WST - “Who, and what are your musical influences?”

Sky De Coteau - “Terrance “BJ” Marcelle has influenced me in may ways, with his wonderful arrangements. Additionally, Art De Coteau, The Mighty Sparrow, Pat Bishop and Machel Montano are a few others who inspire me musically.”  


WST - “What is Panorama to you?”

Sky De Coteau - “Panorama is a time where everyone whether young or old, male or female, come together putting their differences aside to achieve one goal, whilst trying to keep the legacy of Trinidad and Tobago’s culture on the rise.”  


WST - “Is Panorama a curse or blessing from your perspective?”

Sky De Coteau - “From my perspective panorama is a blessing because to me panorama is what keeps most bands alive. In other words, if it weren’t for panorama some bands would not be in existence. Some see panorama as a way of making money and nothing else, which is why the artform is struggling.

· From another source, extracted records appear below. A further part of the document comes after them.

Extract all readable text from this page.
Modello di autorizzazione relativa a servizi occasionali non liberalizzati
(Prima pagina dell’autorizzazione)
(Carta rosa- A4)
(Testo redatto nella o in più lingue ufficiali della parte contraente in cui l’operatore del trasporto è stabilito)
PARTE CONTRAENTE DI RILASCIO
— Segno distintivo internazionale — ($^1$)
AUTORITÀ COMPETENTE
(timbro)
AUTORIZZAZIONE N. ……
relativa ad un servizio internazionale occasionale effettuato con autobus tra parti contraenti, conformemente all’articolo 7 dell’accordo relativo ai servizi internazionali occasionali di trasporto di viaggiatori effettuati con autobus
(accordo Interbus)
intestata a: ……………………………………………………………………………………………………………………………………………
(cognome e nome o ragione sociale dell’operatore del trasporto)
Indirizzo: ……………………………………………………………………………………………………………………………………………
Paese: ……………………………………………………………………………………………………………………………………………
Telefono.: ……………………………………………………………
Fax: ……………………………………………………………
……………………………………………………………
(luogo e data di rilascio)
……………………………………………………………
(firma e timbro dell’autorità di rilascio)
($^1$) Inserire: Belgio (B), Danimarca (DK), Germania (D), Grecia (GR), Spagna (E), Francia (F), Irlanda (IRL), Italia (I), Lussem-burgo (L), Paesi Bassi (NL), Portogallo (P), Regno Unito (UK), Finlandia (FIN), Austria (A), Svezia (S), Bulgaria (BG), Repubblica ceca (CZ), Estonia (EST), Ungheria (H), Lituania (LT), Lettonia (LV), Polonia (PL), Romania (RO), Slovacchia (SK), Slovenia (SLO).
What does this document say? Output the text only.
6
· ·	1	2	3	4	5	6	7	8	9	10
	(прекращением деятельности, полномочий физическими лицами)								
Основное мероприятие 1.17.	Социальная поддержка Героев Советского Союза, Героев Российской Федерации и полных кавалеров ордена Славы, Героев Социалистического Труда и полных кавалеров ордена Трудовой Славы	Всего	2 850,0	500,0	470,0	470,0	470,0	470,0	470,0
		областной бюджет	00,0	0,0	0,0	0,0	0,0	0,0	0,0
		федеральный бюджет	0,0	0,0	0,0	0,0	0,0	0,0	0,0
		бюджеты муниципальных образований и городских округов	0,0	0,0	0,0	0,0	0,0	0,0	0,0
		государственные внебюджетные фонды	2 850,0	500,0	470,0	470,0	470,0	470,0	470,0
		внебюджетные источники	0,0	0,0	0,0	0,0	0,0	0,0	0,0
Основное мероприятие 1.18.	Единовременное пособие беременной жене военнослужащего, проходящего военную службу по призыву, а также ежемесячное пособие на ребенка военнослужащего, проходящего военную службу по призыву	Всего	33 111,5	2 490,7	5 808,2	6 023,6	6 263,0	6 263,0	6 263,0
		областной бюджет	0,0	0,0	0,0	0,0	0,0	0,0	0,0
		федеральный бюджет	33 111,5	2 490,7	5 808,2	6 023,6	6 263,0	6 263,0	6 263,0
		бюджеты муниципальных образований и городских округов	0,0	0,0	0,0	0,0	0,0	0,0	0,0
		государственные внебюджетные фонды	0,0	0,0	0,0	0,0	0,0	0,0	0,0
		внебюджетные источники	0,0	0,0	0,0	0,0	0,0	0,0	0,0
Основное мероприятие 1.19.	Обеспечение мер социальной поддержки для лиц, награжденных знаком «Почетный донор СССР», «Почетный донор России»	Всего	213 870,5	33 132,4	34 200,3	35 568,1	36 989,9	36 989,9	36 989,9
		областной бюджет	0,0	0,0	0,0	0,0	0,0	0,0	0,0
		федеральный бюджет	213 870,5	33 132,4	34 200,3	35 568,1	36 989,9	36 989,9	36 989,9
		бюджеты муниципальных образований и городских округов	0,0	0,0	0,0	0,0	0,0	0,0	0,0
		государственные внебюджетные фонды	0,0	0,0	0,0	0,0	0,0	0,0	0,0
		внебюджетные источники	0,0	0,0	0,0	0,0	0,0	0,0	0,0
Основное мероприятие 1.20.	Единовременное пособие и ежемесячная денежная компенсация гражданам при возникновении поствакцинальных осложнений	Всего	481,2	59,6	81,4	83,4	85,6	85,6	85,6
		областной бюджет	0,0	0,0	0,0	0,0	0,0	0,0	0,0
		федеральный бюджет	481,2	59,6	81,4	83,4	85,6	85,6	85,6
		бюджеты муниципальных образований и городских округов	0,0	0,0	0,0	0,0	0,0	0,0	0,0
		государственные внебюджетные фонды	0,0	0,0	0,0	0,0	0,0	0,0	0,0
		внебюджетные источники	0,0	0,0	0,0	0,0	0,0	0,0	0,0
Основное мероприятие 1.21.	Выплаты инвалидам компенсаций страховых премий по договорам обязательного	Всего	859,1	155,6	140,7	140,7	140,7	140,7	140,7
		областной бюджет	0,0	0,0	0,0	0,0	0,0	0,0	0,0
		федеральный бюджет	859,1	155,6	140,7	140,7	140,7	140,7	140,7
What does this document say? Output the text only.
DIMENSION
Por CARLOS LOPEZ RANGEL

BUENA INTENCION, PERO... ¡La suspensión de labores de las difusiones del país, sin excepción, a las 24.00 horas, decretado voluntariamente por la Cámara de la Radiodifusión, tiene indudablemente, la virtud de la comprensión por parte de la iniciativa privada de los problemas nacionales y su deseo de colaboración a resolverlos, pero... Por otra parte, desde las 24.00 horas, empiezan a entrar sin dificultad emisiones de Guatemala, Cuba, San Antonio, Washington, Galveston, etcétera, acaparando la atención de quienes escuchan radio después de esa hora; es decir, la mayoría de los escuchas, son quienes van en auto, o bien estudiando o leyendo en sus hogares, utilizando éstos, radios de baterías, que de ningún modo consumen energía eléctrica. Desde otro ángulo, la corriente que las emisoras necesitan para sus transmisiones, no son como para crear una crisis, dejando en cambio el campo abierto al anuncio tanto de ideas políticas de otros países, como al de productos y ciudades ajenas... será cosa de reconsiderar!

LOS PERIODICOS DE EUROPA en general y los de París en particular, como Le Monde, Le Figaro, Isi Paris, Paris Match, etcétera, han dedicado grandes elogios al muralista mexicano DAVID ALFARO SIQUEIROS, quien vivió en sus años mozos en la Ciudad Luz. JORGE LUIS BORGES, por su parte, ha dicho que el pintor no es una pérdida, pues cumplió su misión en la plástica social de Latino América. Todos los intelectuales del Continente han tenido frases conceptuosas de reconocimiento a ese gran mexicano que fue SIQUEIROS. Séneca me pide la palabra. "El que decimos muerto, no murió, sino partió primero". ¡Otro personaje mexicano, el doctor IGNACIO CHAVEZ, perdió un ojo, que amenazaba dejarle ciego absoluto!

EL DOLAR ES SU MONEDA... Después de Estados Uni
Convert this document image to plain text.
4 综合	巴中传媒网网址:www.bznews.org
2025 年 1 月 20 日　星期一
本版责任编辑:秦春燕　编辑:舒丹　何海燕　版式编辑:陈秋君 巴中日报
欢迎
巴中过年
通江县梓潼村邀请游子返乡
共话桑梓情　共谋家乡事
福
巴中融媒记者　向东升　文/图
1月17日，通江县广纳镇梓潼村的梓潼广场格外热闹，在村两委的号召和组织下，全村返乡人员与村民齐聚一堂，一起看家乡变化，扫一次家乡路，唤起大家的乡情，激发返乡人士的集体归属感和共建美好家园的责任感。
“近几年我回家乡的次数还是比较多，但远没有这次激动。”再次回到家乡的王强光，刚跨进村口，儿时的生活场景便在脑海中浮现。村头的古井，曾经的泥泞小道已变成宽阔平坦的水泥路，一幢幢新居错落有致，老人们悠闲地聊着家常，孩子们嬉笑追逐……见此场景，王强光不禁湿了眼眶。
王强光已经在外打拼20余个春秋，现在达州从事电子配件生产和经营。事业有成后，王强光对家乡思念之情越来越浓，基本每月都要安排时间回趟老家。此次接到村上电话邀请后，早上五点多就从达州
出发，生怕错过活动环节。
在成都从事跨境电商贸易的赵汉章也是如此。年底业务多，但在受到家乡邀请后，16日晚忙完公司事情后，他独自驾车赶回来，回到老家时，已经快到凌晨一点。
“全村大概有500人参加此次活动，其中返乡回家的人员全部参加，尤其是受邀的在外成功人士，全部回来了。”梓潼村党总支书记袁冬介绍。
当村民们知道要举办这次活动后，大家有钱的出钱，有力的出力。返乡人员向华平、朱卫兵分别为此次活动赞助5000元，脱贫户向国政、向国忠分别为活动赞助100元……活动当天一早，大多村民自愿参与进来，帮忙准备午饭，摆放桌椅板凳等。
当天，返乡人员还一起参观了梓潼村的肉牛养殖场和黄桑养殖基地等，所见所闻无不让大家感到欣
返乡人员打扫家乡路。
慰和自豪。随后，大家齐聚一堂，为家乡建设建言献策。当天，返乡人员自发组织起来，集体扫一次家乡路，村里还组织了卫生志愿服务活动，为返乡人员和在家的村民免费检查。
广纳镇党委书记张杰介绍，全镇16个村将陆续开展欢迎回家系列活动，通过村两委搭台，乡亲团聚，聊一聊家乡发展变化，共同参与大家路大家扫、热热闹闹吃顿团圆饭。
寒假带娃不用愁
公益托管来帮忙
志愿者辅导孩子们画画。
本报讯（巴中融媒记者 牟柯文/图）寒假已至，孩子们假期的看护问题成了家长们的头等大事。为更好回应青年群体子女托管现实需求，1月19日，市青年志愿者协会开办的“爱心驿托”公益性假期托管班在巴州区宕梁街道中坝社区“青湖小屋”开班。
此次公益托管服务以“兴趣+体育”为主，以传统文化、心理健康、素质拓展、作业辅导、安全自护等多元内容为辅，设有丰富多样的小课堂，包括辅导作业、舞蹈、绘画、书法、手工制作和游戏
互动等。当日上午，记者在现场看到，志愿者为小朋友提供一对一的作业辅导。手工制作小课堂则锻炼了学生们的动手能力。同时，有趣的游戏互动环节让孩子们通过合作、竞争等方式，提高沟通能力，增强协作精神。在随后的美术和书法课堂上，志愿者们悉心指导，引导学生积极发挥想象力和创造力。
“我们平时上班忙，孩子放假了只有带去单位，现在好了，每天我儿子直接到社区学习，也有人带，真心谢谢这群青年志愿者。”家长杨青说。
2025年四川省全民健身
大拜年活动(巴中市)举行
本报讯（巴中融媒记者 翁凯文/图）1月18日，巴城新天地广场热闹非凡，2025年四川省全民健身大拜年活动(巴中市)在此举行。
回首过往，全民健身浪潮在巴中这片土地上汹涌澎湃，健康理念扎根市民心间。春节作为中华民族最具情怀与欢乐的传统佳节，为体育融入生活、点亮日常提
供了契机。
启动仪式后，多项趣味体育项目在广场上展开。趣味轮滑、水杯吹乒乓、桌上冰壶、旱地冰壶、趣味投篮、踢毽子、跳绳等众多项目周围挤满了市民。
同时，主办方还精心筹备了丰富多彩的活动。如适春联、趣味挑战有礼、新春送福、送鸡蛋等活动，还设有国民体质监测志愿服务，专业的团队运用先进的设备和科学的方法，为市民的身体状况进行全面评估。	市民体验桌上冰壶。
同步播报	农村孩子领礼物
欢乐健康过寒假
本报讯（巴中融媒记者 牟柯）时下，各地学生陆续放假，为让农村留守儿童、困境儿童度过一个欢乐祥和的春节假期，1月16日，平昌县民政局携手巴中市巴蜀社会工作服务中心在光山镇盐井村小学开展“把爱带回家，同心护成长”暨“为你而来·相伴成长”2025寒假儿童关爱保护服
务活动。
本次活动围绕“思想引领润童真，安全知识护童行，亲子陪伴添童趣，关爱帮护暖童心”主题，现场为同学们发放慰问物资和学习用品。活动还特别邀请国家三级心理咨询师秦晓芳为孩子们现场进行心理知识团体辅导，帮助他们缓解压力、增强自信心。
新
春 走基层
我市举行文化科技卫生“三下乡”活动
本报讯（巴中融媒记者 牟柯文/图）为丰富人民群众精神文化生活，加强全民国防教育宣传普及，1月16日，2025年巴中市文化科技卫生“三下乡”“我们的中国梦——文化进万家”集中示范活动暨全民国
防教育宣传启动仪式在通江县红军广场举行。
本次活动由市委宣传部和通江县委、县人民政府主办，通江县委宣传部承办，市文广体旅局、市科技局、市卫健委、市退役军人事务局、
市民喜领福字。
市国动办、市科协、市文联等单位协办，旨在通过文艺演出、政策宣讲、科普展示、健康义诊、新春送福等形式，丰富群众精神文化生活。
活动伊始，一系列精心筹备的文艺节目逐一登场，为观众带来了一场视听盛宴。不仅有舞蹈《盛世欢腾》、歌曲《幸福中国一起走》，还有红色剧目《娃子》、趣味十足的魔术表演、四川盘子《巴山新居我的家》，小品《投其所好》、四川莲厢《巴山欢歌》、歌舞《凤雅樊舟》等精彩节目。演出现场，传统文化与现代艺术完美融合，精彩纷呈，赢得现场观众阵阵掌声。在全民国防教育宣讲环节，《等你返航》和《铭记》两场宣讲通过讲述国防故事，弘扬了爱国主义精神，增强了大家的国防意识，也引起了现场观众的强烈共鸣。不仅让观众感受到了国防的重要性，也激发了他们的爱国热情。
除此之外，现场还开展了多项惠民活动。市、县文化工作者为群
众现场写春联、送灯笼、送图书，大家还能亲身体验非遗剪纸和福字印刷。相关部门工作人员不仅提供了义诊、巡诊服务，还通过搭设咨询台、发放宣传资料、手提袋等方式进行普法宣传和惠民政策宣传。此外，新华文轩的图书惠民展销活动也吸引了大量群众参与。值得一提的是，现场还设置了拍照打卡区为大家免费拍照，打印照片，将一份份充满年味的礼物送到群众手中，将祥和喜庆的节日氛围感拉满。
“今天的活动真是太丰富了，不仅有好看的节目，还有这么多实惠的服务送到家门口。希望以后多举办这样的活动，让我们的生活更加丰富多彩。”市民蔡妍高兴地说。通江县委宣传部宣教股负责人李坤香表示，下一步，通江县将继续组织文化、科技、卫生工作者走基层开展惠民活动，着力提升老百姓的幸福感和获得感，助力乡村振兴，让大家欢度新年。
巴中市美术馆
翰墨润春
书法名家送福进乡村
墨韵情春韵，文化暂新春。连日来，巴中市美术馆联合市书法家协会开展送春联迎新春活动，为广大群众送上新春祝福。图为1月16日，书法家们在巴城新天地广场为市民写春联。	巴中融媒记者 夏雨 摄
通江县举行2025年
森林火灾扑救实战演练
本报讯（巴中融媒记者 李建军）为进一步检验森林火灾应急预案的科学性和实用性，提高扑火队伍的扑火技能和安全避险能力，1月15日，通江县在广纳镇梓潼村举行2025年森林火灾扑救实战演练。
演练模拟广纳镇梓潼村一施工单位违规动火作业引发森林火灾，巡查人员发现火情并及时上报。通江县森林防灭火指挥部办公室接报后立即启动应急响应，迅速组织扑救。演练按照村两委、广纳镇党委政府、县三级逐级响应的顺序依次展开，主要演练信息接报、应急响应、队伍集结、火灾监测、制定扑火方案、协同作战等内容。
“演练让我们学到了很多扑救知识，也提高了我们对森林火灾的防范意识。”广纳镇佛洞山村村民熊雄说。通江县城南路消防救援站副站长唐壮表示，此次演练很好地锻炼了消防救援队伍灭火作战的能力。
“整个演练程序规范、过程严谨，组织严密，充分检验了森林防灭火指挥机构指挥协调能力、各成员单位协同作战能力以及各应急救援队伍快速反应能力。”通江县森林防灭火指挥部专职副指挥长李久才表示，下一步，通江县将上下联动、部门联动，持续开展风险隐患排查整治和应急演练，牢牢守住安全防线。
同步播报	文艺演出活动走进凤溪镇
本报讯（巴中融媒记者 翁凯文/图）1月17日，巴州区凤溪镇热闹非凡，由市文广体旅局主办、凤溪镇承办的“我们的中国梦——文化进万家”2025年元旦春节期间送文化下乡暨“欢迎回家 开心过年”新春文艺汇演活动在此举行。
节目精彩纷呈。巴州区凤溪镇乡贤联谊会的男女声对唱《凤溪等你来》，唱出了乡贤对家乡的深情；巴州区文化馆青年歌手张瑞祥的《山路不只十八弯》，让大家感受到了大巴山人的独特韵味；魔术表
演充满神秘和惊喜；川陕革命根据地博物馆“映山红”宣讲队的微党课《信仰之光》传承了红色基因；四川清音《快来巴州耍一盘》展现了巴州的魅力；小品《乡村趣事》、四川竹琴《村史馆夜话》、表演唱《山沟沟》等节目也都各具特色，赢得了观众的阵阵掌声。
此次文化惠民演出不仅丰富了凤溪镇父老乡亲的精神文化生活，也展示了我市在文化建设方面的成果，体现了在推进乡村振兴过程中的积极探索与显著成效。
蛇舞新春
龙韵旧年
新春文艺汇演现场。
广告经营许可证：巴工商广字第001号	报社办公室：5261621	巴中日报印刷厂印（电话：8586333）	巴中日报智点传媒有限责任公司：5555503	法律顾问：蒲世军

Hence, in that case it can be a curse for (others).”  


WST - “What is the greatest challenge the steelpan music art form faces in Trinidad and Tobago today?”

Sky De Coteau - “The greatest challenge the steelpan music art form faces in Trinidad and Tobago today is the influences of the other genres such as R&B, Pop, Hip Hop and others from around the world. With the introduction of these different genres, the younger ones tend to forget about their own culture and adapt to the culture of others. Especially if the artform is being neglected in the community or family.”  


WST - “What is your vision for the steelpan instrument?”

Sky De Coteau - “My vision for the steelpan instrument is that everyone in Trinidad and Tobago not only learns to play the instrument but they also become musically literate so they can also teach. I would also love the see the instrument loved by everyone all over the world and not being considered as noise!!”